Kapłan, stając potem po prawej stronie ołtarza, czyni znak krzyża św. i odmawia krótką modlitwę, zwaną Introit, czyli wstęp do Mszy św. Introit jest zawsze w ścisłym związku z Lekcją i Ewangelią i jest jakby kluczem do ich zrozumienia. Przebija się w nim myśl przewodnia danej uroczystości kościelnej.

Po odmówieniu Introitu, kapłan zwraca swe oczy na wizerunek Ukrzyżowanego i mówi po trzykroć do trzech Osób Trójcy Przenajśw. błagalne słowa: Kyrie eleison, Chryste eleison, Kyrie eleison. Są to słowa greckie, które znaczą: Panie, zmiłuj się, Chryste, zmiłuj się, Duchu św., zmiłuj się. Również i te słowa winni wszyscy wierni odmawiać na przemian z kapłanem, błagając Trójcę Przenajśw. o miłosierdzie i przebaczenie wszystkich grzechów.

Następnie kapłan, stojąc na środku ołtarza, wznosi oczy i ręce do góry i odmawia lub śpiewa Gloria in excelsis Deo... - "Chwała na wysokości Bogu". Jest to hymn anielski, nucony przez aniołów nad stajenką betlejemską, kiedy się Pan Jezus narodził. Treść tego hymnu jest prześliczna,- mieści się w nim uwielbienie Boga, dziękczynienie Mu za wszystkie łaski i prośba o nowe.

We mszach pokutnych i żałobnych hymn ten opuszcza się.

Po odmówieniu hymnu anielskiego, kapłan odwraca się do wiernych i pozdrawia ich słowy: Dominus vobiscum!, co znaczy - Pan z wami! Na to lud odpowiada lub zastępujący go ministrant: Et cum spiritu tuo! - I z duchem twoim! - Jest to pozdrowienie bardzo dawne. Tak witał Booz swoich żeńców. Biskup we Mszy św. mówi tu słowa, którymi pozdrowił Pan Jezus Apostołów po swoim zmartwychwstaniu: Pax vobis! - Pokój wam!
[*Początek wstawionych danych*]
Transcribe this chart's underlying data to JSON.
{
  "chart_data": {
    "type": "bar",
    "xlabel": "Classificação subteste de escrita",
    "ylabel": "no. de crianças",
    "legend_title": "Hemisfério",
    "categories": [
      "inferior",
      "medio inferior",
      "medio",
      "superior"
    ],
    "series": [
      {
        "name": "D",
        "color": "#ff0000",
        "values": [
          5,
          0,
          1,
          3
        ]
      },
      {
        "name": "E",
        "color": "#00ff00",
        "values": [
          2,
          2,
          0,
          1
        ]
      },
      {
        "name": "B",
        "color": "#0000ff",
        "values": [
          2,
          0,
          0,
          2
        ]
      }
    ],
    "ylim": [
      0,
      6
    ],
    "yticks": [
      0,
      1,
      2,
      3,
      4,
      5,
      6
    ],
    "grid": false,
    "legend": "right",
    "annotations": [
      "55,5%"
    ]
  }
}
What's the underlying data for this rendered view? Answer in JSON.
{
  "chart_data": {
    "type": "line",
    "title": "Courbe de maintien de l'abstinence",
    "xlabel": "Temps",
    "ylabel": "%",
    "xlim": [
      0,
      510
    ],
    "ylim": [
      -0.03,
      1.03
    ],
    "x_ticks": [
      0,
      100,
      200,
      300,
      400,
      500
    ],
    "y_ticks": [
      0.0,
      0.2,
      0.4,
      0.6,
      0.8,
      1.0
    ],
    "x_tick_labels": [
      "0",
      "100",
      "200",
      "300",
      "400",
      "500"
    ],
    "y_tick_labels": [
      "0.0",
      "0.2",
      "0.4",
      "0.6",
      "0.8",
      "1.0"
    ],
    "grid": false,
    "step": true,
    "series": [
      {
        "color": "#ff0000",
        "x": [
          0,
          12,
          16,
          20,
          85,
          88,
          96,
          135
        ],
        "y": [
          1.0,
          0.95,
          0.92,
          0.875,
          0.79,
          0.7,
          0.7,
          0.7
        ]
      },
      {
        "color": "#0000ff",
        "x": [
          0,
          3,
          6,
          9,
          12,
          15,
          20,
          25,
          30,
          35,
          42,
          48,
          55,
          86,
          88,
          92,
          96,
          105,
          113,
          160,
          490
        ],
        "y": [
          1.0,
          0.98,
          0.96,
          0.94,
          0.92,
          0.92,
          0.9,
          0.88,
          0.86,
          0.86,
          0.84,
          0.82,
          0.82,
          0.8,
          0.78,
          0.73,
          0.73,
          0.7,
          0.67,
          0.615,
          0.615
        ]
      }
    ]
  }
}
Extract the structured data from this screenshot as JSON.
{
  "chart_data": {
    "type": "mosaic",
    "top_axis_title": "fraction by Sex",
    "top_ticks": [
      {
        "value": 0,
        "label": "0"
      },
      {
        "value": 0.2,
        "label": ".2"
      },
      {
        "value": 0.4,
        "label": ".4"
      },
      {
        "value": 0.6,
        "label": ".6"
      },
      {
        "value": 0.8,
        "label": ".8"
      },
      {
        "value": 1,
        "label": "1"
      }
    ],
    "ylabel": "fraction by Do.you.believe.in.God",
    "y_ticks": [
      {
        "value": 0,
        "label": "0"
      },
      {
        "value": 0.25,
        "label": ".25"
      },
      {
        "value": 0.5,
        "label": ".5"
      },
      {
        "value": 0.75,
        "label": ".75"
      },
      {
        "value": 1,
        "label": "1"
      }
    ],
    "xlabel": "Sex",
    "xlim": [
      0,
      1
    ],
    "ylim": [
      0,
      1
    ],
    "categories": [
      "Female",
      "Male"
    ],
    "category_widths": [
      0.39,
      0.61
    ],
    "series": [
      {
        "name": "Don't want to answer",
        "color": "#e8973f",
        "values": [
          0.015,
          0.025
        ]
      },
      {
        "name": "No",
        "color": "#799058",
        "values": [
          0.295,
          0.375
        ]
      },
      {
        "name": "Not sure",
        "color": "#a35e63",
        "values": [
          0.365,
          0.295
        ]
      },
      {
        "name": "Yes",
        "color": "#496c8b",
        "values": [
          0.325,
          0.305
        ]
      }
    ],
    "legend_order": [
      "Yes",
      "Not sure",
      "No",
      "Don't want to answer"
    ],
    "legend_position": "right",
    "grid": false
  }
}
Po tym pozdrowieniu wiernych, kapłan wzywa wszystkich, by wspólnie z nim modlili się, słowami: Oremus! to znaczy - Módlmy się! I zaraz odmawia kolektę, czyli modlitwę zbiorową. Modlitw tych bywa nieraz kilka,- pierwsza z nich jest zawsze wyjęta z danej uroczystości, jaką Kościół w tym dniu obchodzi. - I tu wierni winni łączyć się z kapłanem i wspólnie z nim zanosić gorące modły do Boga za przyczyną tego świętego, którego Kościół uroczyście w danym dniu obchodzi.

Po skończeniu tych modlitw lud mówi: Amen - Niech się tak stanie!

Już te wstępne modlitwy wykazują dobitnie, jak wielkim czynnikiem wychowawczym, uspołeczniającym i uświęcającym jest właśnie Msza św. Żeby jednak to swoje zadanie Msza św. spełniła, należy nie tylko być obecnym na Mszy św., ale brać żywy udział w niej z całym zrozumieniem tego wszystkiego, co się dzieje przy ołtarzu i z dobrą intencją.


Prędzej niebo i ziemia się zapadną, aniżeliby Maryja miała nie wyratować tego, który szczerze pomocy Jej wzywa.